About the D6 Conference
The D6 Story
It’s not hard to imagine because everyone can identify with these details: You’re a church leader or a parent who deeply cares about the next generation’s faith, but you’re witnessing a troubling trend—young people are growing up and walking away from church, their beliefs, and their spiritual foundations. The same problem has plagued churches for decades, but today it feels even more urgent. Perhaps you’ve tried different programs, only to find them lacking. Maybe you feel disqualified because your kids are not serving God today. You are not alone. Many church leaders and parents face the same dilemma, unsure how to break the cycle of deconstruction and disengagement.
Back in the late 1990s, Dr. Ron Hunter was in your shoes. After 11 years as a pastor, he saw firsthand how traditional methods of teaching faith—like Sunday School—were no longer enough. Families were losing touch with meaningful discipleship, and as young people left home, they left the church. But Dr. Hunter had a vision. His vision was God’s original plan. He asked, “What if discipleship wasn’t confined to a one-hour-a-week program?” What if it became part of the rhythm of life at home and in the everyday moments? What if it looked more like what was described in Deuteronomy 6:5–7 where faith is impressed and diligently taught by those with whom we spend the most time?
The key was recognizing a flaw in the way biblical values were taught. For years, churches have tried to shape worldviews in just one or two hours a week, but that’s simply not enough. The people who influence us the most are the ones we spend the most time with—parents, grandparents, schoolteachers, friends, and others. Dr. Hunter believed that to truly pass on faith, families and mentors had to play a central role. He gathered a talented team of pastors, educators, and ministry leaders to craft a new solution: D6 Curriculum, named after Deuteronomy 6, where God commands us to impress His commandments on our children through everyday life.
At the time, no one was talking about Deuteronomy 6 or family ministry in this way. The idea of generational discipleship was radical, but it made sense: the church needed to equip parents and mentors to carry faith into their homes. In 2004, D6 Curriculum was born, and by 2009, the first D6 Conference launched in Dallas, bringing this new approach to leaders around the world.

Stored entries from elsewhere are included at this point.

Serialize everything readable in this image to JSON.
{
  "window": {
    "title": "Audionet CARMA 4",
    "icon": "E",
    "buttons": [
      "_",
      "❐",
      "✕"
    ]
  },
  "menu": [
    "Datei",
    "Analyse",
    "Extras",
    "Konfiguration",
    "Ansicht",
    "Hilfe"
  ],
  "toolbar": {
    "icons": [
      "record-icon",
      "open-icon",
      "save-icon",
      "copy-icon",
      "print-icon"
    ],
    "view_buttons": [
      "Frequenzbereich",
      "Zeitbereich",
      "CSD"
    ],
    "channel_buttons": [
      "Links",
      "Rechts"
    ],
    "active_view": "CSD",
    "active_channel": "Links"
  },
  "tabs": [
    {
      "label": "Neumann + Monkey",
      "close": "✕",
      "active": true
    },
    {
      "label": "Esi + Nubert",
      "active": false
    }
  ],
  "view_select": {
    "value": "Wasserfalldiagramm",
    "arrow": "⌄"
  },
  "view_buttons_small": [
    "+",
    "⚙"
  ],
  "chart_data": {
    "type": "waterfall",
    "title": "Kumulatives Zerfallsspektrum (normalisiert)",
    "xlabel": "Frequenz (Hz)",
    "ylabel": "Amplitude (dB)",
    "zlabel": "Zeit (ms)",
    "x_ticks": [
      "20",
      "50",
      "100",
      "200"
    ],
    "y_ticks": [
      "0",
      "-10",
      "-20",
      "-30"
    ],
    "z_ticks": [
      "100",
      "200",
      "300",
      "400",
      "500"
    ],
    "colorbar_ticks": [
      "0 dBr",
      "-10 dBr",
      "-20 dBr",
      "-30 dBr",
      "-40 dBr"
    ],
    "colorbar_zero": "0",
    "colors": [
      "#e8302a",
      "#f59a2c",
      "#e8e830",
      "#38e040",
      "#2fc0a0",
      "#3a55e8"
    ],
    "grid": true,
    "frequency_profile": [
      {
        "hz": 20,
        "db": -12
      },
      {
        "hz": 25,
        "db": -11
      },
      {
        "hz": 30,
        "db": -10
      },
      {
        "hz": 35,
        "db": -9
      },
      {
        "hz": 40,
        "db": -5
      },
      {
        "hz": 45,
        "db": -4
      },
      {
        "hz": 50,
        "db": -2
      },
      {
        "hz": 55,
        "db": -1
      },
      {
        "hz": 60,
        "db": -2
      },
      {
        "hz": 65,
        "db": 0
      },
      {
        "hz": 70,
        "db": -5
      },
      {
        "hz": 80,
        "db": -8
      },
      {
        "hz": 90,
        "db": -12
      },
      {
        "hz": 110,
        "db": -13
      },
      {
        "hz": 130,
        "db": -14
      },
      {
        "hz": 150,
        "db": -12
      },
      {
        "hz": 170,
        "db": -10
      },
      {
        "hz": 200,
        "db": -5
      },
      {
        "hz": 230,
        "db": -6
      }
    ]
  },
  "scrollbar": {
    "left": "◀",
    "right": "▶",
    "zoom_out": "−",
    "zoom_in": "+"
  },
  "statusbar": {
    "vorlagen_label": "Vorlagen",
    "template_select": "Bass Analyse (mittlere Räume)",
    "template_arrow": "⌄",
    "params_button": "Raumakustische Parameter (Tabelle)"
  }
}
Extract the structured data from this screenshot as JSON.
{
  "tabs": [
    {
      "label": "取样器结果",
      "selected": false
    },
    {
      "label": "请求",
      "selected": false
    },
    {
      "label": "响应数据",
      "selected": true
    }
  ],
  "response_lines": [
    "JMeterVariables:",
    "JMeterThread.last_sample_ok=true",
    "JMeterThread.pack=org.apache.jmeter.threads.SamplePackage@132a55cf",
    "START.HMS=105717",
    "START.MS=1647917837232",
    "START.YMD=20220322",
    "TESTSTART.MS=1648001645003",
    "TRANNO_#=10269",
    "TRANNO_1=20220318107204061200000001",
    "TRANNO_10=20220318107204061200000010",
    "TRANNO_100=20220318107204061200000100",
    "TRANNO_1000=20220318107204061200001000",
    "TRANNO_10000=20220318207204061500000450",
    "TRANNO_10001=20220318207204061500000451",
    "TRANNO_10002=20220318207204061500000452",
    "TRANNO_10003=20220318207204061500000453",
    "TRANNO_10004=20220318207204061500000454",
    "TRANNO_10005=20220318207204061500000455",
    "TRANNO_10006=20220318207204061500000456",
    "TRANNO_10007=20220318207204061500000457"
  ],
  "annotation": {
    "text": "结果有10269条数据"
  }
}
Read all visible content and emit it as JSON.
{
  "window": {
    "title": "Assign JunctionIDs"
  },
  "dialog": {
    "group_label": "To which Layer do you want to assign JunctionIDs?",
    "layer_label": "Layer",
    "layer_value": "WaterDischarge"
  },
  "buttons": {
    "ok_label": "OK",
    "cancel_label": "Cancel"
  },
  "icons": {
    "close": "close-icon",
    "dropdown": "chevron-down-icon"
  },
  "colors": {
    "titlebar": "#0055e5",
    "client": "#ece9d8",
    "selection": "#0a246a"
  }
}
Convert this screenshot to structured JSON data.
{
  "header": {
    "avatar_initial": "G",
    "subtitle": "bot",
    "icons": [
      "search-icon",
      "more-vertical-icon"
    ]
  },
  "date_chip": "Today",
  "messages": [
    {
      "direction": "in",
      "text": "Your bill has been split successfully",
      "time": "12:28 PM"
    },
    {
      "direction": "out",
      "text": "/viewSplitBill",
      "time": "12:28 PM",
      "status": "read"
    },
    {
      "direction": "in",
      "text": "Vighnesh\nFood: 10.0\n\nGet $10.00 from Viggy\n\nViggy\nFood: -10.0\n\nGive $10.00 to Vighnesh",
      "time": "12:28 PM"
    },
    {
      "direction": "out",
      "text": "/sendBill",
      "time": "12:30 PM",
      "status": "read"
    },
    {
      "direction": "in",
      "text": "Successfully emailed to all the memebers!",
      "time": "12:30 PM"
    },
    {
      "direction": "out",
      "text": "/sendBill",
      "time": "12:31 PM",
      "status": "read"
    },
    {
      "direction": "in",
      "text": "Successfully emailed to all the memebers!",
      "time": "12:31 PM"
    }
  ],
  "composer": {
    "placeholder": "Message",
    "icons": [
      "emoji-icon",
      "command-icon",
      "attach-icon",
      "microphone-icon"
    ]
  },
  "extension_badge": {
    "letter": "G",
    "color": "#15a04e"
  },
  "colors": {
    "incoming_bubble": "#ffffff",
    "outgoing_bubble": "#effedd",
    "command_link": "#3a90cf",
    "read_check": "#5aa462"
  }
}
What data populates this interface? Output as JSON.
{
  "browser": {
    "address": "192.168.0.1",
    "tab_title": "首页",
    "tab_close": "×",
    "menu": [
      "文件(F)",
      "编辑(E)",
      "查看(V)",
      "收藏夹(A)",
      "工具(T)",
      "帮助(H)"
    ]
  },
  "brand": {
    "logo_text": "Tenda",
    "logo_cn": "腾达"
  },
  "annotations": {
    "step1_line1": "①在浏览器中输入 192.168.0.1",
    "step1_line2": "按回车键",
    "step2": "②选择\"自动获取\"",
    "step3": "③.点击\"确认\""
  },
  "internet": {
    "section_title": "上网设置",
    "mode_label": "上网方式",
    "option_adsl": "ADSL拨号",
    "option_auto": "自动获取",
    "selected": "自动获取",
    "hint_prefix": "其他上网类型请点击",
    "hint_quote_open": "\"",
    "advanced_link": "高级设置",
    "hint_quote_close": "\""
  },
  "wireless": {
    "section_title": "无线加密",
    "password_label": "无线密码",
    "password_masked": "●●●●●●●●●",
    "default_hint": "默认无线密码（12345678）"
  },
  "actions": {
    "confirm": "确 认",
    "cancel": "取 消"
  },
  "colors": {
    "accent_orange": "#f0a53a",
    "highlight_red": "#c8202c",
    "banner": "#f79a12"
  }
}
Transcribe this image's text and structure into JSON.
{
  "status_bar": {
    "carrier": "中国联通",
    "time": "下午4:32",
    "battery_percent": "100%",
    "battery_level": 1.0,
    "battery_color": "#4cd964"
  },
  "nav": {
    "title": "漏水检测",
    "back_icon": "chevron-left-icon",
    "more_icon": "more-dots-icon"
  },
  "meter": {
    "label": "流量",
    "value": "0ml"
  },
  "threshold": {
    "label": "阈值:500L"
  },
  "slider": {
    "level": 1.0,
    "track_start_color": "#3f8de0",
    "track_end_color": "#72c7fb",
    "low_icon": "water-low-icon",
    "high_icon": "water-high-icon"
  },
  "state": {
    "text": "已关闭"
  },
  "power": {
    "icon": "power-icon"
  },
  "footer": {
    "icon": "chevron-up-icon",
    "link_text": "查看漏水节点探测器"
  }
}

Like any new approach, it disrupted the status quo. D6 challenged the idea that age-segmented lessons alone could disciple a family. Instead, it aligned lessons across all age groups, creating natural connections for faith-building conversations in homes—whether around the dinner table, during car rides, or in personal devotion times. Parents suddenly had practical, meaningful ways to engage their children in daily discipleship. It worked.
Today, we see the second generation of parents using D6 to disciple their kids, just as they experienced it with their own parents. The D6 concept has grown into a global movement, with conferences and curricula to help churches and homes keep it fresh and relevant for each new generation. Discipleship is no longer just a program—it’s a way of life, passed down from parent to child, sustaining faith across generations.
If you’re struggling with seeing young people drift away from church after they get their driver’s license or head off to college, you’re not alone. But you don’t have to accept this as the future for your family or church. The principles of generational discipleship, rooted in biblical truths from Deuteronomy 6:5–7, 2 Timothy 1:5, and Psalm 78:1–8, offer a way forward. D6 is here to guide you on this journey, just as it has for countless others across the globe.
Your story doesn’t have to end with another generation lost. You have the power to shape a future where faith is passed down, where children grow up grounded in truth, and where families disciple each other in everyday moments. You can be the hero who changes the course of the next generation’s faith. We have shared our story, but the question is, are you ready to help Christ author a new story for your family and the families in your church?